Death of a Tradition

Valentina Wysocki

July 1, 2006

Silence filled the vehicle, pressing against the windows and leaking out into the cold, dark December night. There was no refuge to be found outside; even the snow had stopped falling. Finding no escape in the shadowless night I turned my attention back into the car and to my family. My father sat gripping the steering wheel, instinctively driving straight, but having no real concept of where he was going. My mother rested her head against her arm, obviously aware of my father’s lack of direction and displeased at his ignoring her advice to head back the way we had come. My little sister sat next to me, her legs curled up underneath her and her eyes closed. She wasn’t asleep, but the appearance of it would be enough to save her from more entreaties to buckle up and lectures on the importance of safety in vehicles. The absence of my older sister was, for the first time, profoundly felt.

Every year since my parents were married, December twenty-third had been the beginning of their holiday festivities. As newlyweds and expectant parents they felt the need to create a sense of tradition and family. Thus the practice of Christmas Light Looking was started, and for the next twenty years nothing, not even blizzards or sickness, could stop them from piling the family into their vehicle, eating at a restaurant that was frequented every Friday, and driving around northern Lorain County observing the seasonally decorated houses. As their family grew from one, to two, and finally to three daughters, the quiet conversations of what Santa Claus would bring in two days were drowned out by the wailing of Christmas carols from the back seat. Any house that possessed even a lit wreath warranted oohs and aahs, and, on the rare occasion that a truly beautiful house was observed, my parents would smile at the sight of three wide-eyed, mouth agape children whose silence was soon shattered by cries of "Did you see that?" and "One day I am going to live in that house.&quot

Even as the years went by and my sisters and I grew more and more disinterested with lights and houses the tradition still continued. The idea of driving around aimlessly was not what motivated us to preserve this tradition. For my sisters and me it was part of Christmas; it was expected like snow and Grandma and Grandpa’s House on Christmas Eve. For my parents it was a way of reaching us beyond the day to day routines and struggles. This silly practice connected the years together, pulling the past into the present. We all knew this, and for these reasons we cherished our quirky family tradition.

These sentiments alone were not strong enough to save our beloved tradition from the tyrant of time. Although there had been jokes about it not being able to continue and laughter over the different ways to accommodate any new members of the family, it was never considered a real possibility that this practice would die anytime soon. Yet, here we were driving down an unknown road, the winter night encompassing us, one family member short.

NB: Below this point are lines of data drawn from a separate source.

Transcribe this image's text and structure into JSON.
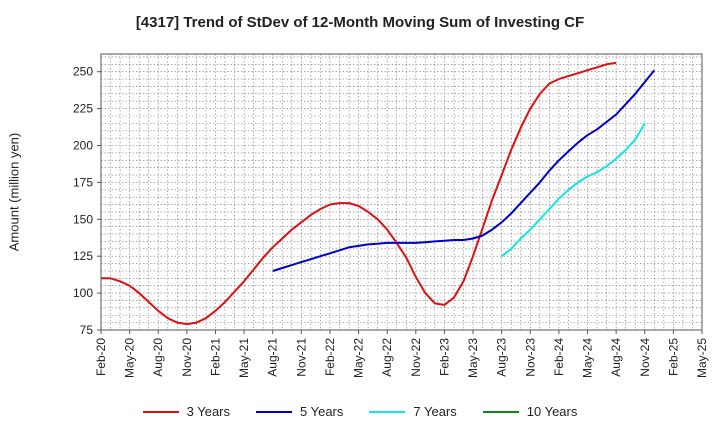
{
  "chart_data": {
    "type": "line",
    "title": "[4317]  Trend of StDev of 12-Month Moving Sum of Investing CF",
    "ylabel": "Amount (million yen)",
    "xlabel": "",
    "ylim": [
      75,
      262
    ],
    "y_ticks": [
      75,
      100,
      125,
      150,
      175,
      200,
      225,
      250
    ],
    "x_tick_labels": [
      "Feb-20",
      "May-20",
      "Aug-20",
      "Nov-20",
      "Feb-21",
      "May-21",
      "Aug-21",
      "Nov-21",
      "Feb-22",
      "May-22",
      "Aug-22",
      "Nov-22",
      "Feb-23",
      "May-23",
      "Aug-23",
      "Nov-23",
      "Feb-24",
      "May-24",
      "Aug-24",
      "Nov-24",
      "Feb-25",
      "May-25"
    ],
    "grid": true,
    "legend_position": "bottom",
    "series": [
      {
        "name": "3 Years",
        "color": "#dd1111",
        "start": "Feb-20",
        "values": [
          110,
          110,
          108,
          105,
          100,
          94,
          88,
          83,
          80,
          79,
          80,
          83,
          88,
          94,
          101,
          108,
          116,
          124,
          131,
          137,
          143,
          148,
          153,
          157,
          160,
          161,
          161,
          159,
          155,
          150,
          143,
          134,
          124,
          111,
          100,
          93,
          92,
          97,
          108,
          125,
          144,
          163,
          180,
          197,
          212,
          225,
          235,
          242,
          245,
          247,
          249,
          251,
          253,
          255,
          256
        ]
      },
      {
        "name": "5 Years",
        "color": "#0000cc",
        "start": "Aug-21",
        "values": [
          115,
          117,
          119,
          121,
          123,
          125,
          127,
          129,
          131,
          132,
          133,
          133.5,
          134,
          134,
          134,
          134,
          134.5,
          135,
          135.5,
          136,
          136,
          137,
          139,
          143,
          148,
          154,
          161,
          168,
          175,
          183,
          190,
          196,
          202,
          207,
          211,
          216,
          221,
          228,
          235,
          243,
          251
        ]
      },
      {
        "name": "7 Years",
        "color": "#11e5e5",
        "start": "Aug-23",
        "values": [
          125,
          130,
          137,
          143,
          150,
          157,
          164,
          170,
          175,
          179,
          182,
          186,
          191,
          197,
          204,
          215
        ]
      },
      {
        "name": "10 Years",
        "color": "#118811",
        "start": "",
        "values": []
      }
    ]
  }
}
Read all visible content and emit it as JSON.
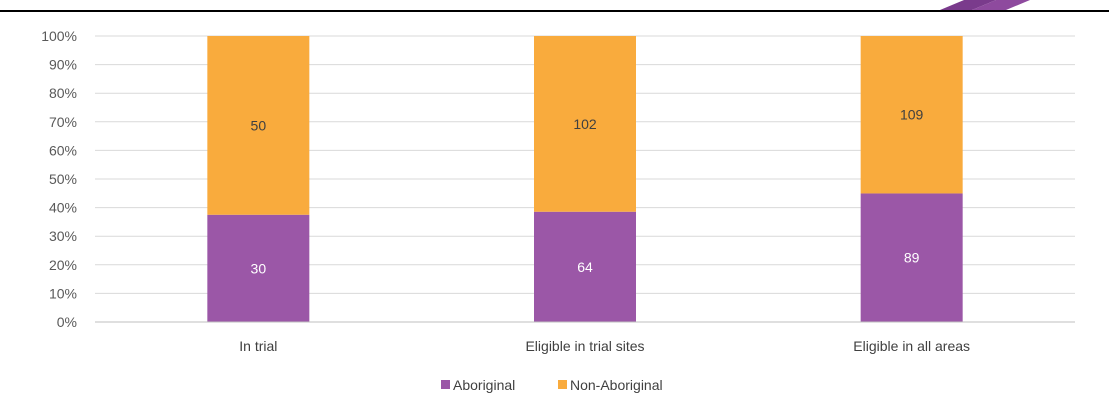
{
  "chart_data": {
    "type": "bar",
    "stacked": true,
    "normalized": true,
    "title": "",
    "xlabel": "",
    "ylabel": "",
    "ylim": [
      0,
      100
    ],
    "yticks": [
      "0%",
      "10%",
      "20%",
      "30%",
      "40%",
      "50%",
      "60%",
      "70%",
      "80%",
      "90%",
      "100%"
    ],
    "grid": true,
    "legend_position": "bottom",
    "categories": [
      "In trial",
      "Eligible in trial sites",
      "Eligible in all areas"
    ],
    "series": [
      {
        "name": "Aboriginal",
        "color": "#9b57a7",
        "label_color": "#ffffff",
        "values": [
          30,
          64,
          89
        ]
      },
      {
        "name": "Non-Aboriginal",
        "color": "#f9ab3d",
        "label_color": "#404040",
        "values": [
          50,
          102,
          109
        ]
      }
    ]
  },
  "decoration": {
    "corner_logo": {
      "icon": "purple-chevron-logo-icon",
      "color": "#7a3b8c"
    }
  }
}
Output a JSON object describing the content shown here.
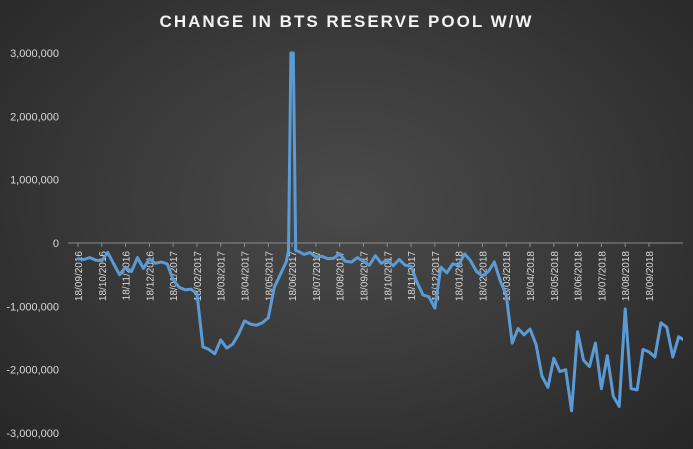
{
  "chart_data": {
    "type": "line",
    "title": "CHANGE IN BTS RESERVE POOL W/W",
    "xlabel": "",
    "ylabel": "",
    "ylim": [
      -3000000,
      3000000
    ],
    "grid": false,
    "legend": "none",
    "y_ticks": [
      "3,000,000",
      "2,000,000",
      "1,000,000",
      "0",
      "-1,000,000",
      "-2,000,000",
      "-3,000,000"
    ],
    "y_tick_values": [
      3000000,
      2000000,
      1000000,
      0,
      -1000000,
      -2000000,
      -3000000
    ],
    "x_tick_labels": [
      "18/09/2016",
      "18/10/2016",
      "18/11/2016",
      "18/12/2016",
      "18/01/2017",
      "18/02/2017",
      "18/03/2017",
      "18/04/2017",
      "18/05/2017",
      "18/06/2017",
      "18/07/2017",
      "18/08/2017",
      "18/09/2017",
      "18/10/2017",
      "18/11/2017",
      "18/12/2017",
      "18/01/2018",
      "18/02/2018",
      "18/03/2018",
      "18/04/2018",
      "18/05/2018",
      "18/06/2018",
      "18/07/2018",
      "18/08/2018",
      "18/09/2018"
    ],
    "x_range_months": [
      0,
      24.8
    ],
    "line_color": "#5b9bd5",
    "series": [
      {
        "values": [
          [
            0.0,
            -250000
          ],
          [
            0.25,
            -260000
          ],
          [
            0.5,
            -230000
          ],
          [
            0.75,
            -270000
          ],
          [
            1.0,
            -280000
          ],
          [
            1.25,
            -150000
          ],
          [
            1.5,
            -330000
          ],
          [
            1.75,
            -500000
          ],
          [
            2.0,
            -380000
          ],
          [
            2.25,
            -450000
          ],
          [
            2.5,
            -230000
          ],
          [
            2.75,
            -400000
          ],
          [
            3.0,
            -250000
          ],
          [
            3.25,
            -320000
          ],
          [
            3.5,
            -300000
          ],
          [
            3.75,
            -330000
          ],
          [
            4.0,
            -580000
          ],
          [
            4.25,
            -700000
          ],
          [
            4.5,
            -740000
          ],
          [
            4.75,
            -730000
          ],
          [
            5.0,
            -800000
          ],
          [
            5.25,
            -1640000
          ],
          [
            5.5,
            -1680000
          ],
          [
            5.75,
            -1750000
          ],
          [
            6.0,
            -1530000
          ],
          [
            6.25,
            -1660000
          ],
          [
            6.5,
            -1600000
          ],
          [
            6.75,
            -1440000
          ],
          [
            7.0,
            -1230000
          ],
          [
            7.25,
            -1280000
          ],
          [
            7.5,
            -1300000
          ],
          [
            7.75,
            -1260000
          ],
          [
            8.0,
            -1180000
          ],
          [
            8.25,
            -700000
          ],
          [
            8.5,
            -500000
          ],
          [
            8.75,
            -300000
          ],
          [
            8.85,
            -120000
          ],
          [
            8.95,
            3000000
          ],
          [
            9.05,
            3000000
          ],
          [
            9.15,
            -120000
          ],
          [
            9.25,
            -130000
          ],
          [
            9.5,
            -180000
          ],
          [
            9.75,
            -150000
          ],
          [
            10.0,
            -220000
          ],
          [
            10.25,
            -210000
          ],
          [
            10.5,
            -250000
          ],
          [
            10.75,
            -240000
          ],
          [
            11.0,
            -170000
          ],
          [
            11.25,
            -290000
          ],
          [
            11.5,
            -300000
          ],
          [
            11.75,
            -230000
          ],
          [
            12.0,
            -290000
          ],
          [
            12.25,
            -350000
          ],
          [
            12.5,
            -200000
          ],
          [
            12.75,
            -320000
          ],
          [
            13.0,
            -270000
          ],
          [
            13.25,
            -360000
          ],
          [
            13.5,
            -260000
          ],
          [
            13.75,
            -350000
          ],
          [
            14.0,
            -370000
          ],
          [
            14.25,
            -620000
          ],
          [
            14.5,
            -820000
          ],
          [
            14.75,
            -850000
          ],
          [
            15.0,
            -1030000
          ],
          [
            15.25,
            -380000
          ],
          [
            15.5,
            -470000
          ],
          [
            15.75,
            -330000
          ],
          [
            16.0,
            -350000
          ],
          [
            16.25,
            -170000
          ],
          [
            16.5,
            -280000
          ],
          [
            16.75,
            -450000
          ],
          [
            17.0,
            -520000
          ],
          [
            17.25,
            -450000
          ],
          [
            17.5,
            -300000
          ],
          [
            17.75,
            -600000
          ],
          [
            18.0,
            -820000
          ],
          [
            18.25,
            -1580000
          ],
          [
            18.5,
            -1350000
          ],
          [
            18.75,
            -1450000
          ],
          [
            19.0,
            -1360000
          ],
          [
            19.25,
            -1600000
          ],
          [
            19.5,
            -2100000
          ],
          [
            19.75,
            -2280000
          ],
          [
            20.0,
            -1820000
          ],
          [
            20.25,
            -2030000
          ],
          [
            20.5,
            -2000000
          ],
          [
            20.75,
            -2650000
          ],
          [
            21.0,
            -1400000
          ],
          [
            21.25,
            -1850000
          ],
          [
            21.5,
            -1950000
          ],
          [
            21.75,
            -1580000
          ],
          [
            22.0,
            -2300000
          ],
          [
            22.25,
            -1780000
          ],
          [
            22.5,
            -2420000
          ],
          [
            22.75,
            -2580000
          ],
          [
            23.0,
            -1040000
          ],
          [
            23.25,
            -2300000
          ],
          [
            23.5,
            -2320000
          ],
          [
            23.75,
            -1680000
          ],
          [
            24.0,
            -1720000
          ],
          [
            24.25,
            -1800000
          ],
          [
            24.5,
            -1260000
          ],
          [
            24.75,
            -1330000
          ],
          [
            25.0,
            -1800000
          ],
          [
            25.25,
            -1480000
          ],
          [
            25.5,
            -1540000
          ]
        ]
      }
    ]
  }
}
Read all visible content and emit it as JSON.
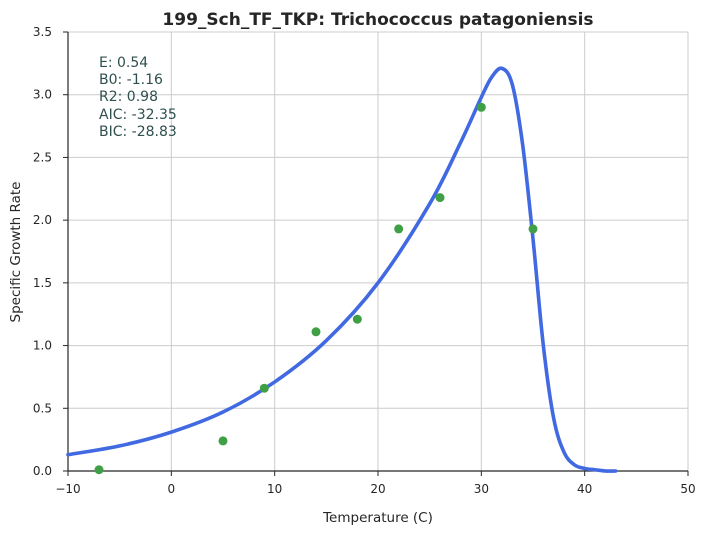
{
  "chart_data": {
    "type": "scatter",
    "title": "199_Sch_TF_TKP: Trichococcus patagoniensis",
    "xlabel": "Temperature (C)",
    "ylabel": "Specific Growth Rate",
    "xlim": [
      -10,
      50
    ],
    "ylim": [
      0,
      3.5
    ],
    "xticks": [
      -10,
      0,
      10,
      20,
      30,
      40,
      50
    ],
    "yticks": [
      0.0,
      0.5,
      1.0,
      1.5,
      2.0,
      2.5,
      3.0,
      3.5
    ],
    "xtick_labels": [
      "−10",
      "0",
      "10",
      "20",
      "30",
      "40",
      "50"
    ],
    "ytick_labels": [
      "0.0",
      "0.5",
      "1.0",
      "1.5",
      "2.0",
      "2.5",
      "3.0",
      "3.5"
    ],
    "grid": true,
    "series": [
      {
        "kind": "scatter",
        "color": "#3f9f45",
        "x": [
          -7,
          5,
          9,
          14,
          18,
          22,
          26,
          30,
          35
        ],
        "y": [
          0.01,
          0.24,
          0.66,
          1.11,
          1.21,
          1.93,
          2.18,
          2.9,
          1.93
        ]
      },
      {
        "kind": "line",
        "color": "#4169e1",
        "x": [
          -10,
          -5,
          0,
          5,
          10,
          15,
          20,
          25,
          28,
          30,
          31,
          32,
          33,
          34,
          35,
          36,
          37,
          38,
          39,
          40,
          41,
          42,
          43
        ],
        "y": [
          0.13,
          0.2,
          0.31,
          0.47,
          0.71,
          1.04,
          1.5,
          2.13,
          2.62,
          2.98,
          3.14,
          3.21,
          3.08,
          2.6,
          1.85,
          1.0,
          0.42,
          0.15,
          0.05,
          0.02,
          0.01,
          0.0,
          0.0
        ]
      }
    ],
    "annotations": [
      "E:  0.54",
      "B0:  -1.16",
      "R2:  0.98",
      "AIC: -32.35",
      "BIC: -28.83"
    ]
  }
}
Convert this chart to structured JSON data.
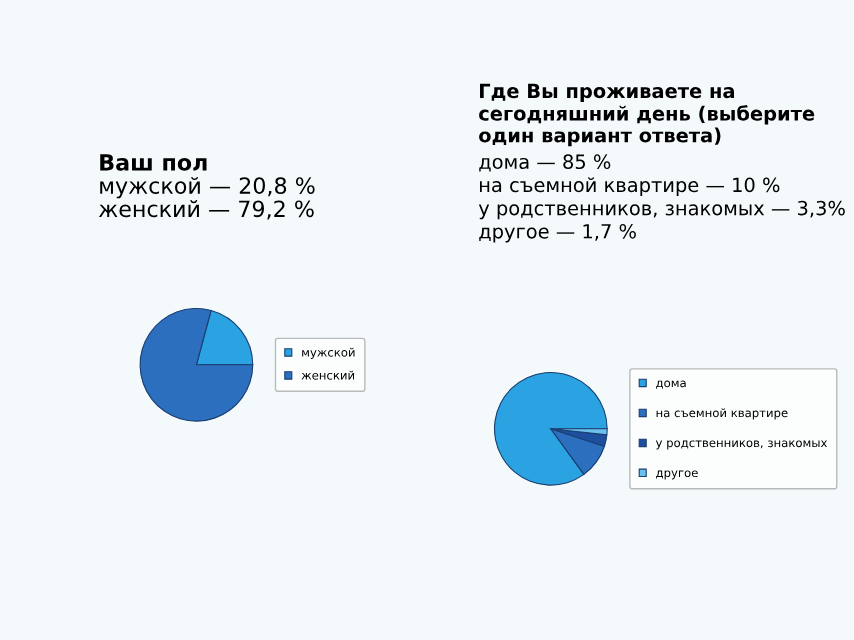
{
  "chart_data": [
    {
      "type": "pie",
      "title": "Ваш пол",
      "annotations": [
        "мужской — 20,8 %",
        "женский — 79,2 %"
      ],
      "categories": [
        "мужской",
        "женский"
      ],
      "values": [
        20.8,
        79.2
      ],
      "colors": [
        "#2ba3e3",
        "#2c6fbf"
      ],
      "legend": "right"
    },
    {
      "type": "pie",
      "title": "Где Вы проживаете на сегодняшний день (выберите один вариант ответа)",
      "annotations": [
        "дома — 85 %",
        "на съемной квартире — 10 %",
        "у родственников, знакомых — 3,3%",
        "другое — 1,7 %"
      ],
      "categories": [
        "дома",
        "на съемной квартире",
        "у родственников, знакомых",
        "другое"
      ],
      "values": [
        85,
        10,
        3.3,
        1.7
      ],
      "colors": [
        "#2ba3e3",
        "#2c6fbf",
        "#1d4f9e",
        "#6cc0ee"
      ],
      "legend": "right"
    }
  ]
}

Her decision not to come seemed like an easy one for her to make. Her reason had been that she wanted to go sledding with friends; this excuse would be unacceptable for missing any family gathering, but using it as a reason to break our tradition seemed almost insane. My younger sister and I tried to reason with my older sister. We attempted to play on how important this was to our parents; I even threatened to force her to go. Nothing worked. She could not be coerced to come with us, to let us live in our world of tradition one year longer.

Her flimsy excuse, it seems, was a mask for the real reason she didn’t want to attend. She understood that our family was changing, being pulled and stretched to fit a new role and purpose. She was the only one to grasp that this tradition was rooted in my parent’s marriage and when it ended the tradition too had to end. The trials and struggles of the last year had demanded a change in the way that our family worked; yet she was the only one brave enough to act on this demand. Despite her valiant effort, the remaining four of us decided to hold true to tradition. There was some spite behind our motivation; we wanted to prove to my older sister that she was wrong, that our tradition could live on. Silence was our reward for such motivations.

As the car continued on cautiously my thoughts rolled through my mind, shifting from memories of the past year to memories of the December twenty-thirds that once were. Without even the sound of the radio to relieve me from my thoughts, I allowed myself to really analyze how my family had changed. I saw for the first time that my sister was right. That period of our lives, where a car ride and Christmas Lights were practical representations of our family unity, had passed. I struggled with this realization like I fought against the growing pains of childhood. The farther we drove, though, the more I came to see the importance of letting go. We had to let our tradition die, let it become a memory. By clinging to it, trying to pull every last sustenance from it, we were only living in a world of illusions. We had tarnished the idea of our tradition by forcing it to live on; perhaps we would have been better letting it die before it became the strained car ride in which I was caught. As realization and acceptance became one, I settled back into my seat, no longer feeling the ominous silence around me. Instead, the quiet of the car wrapped around me, letting me fall into a peaceful sleep.

Valentina Wysocki is a sophomore from Lorain, Ohio, majoring in Political Science and History.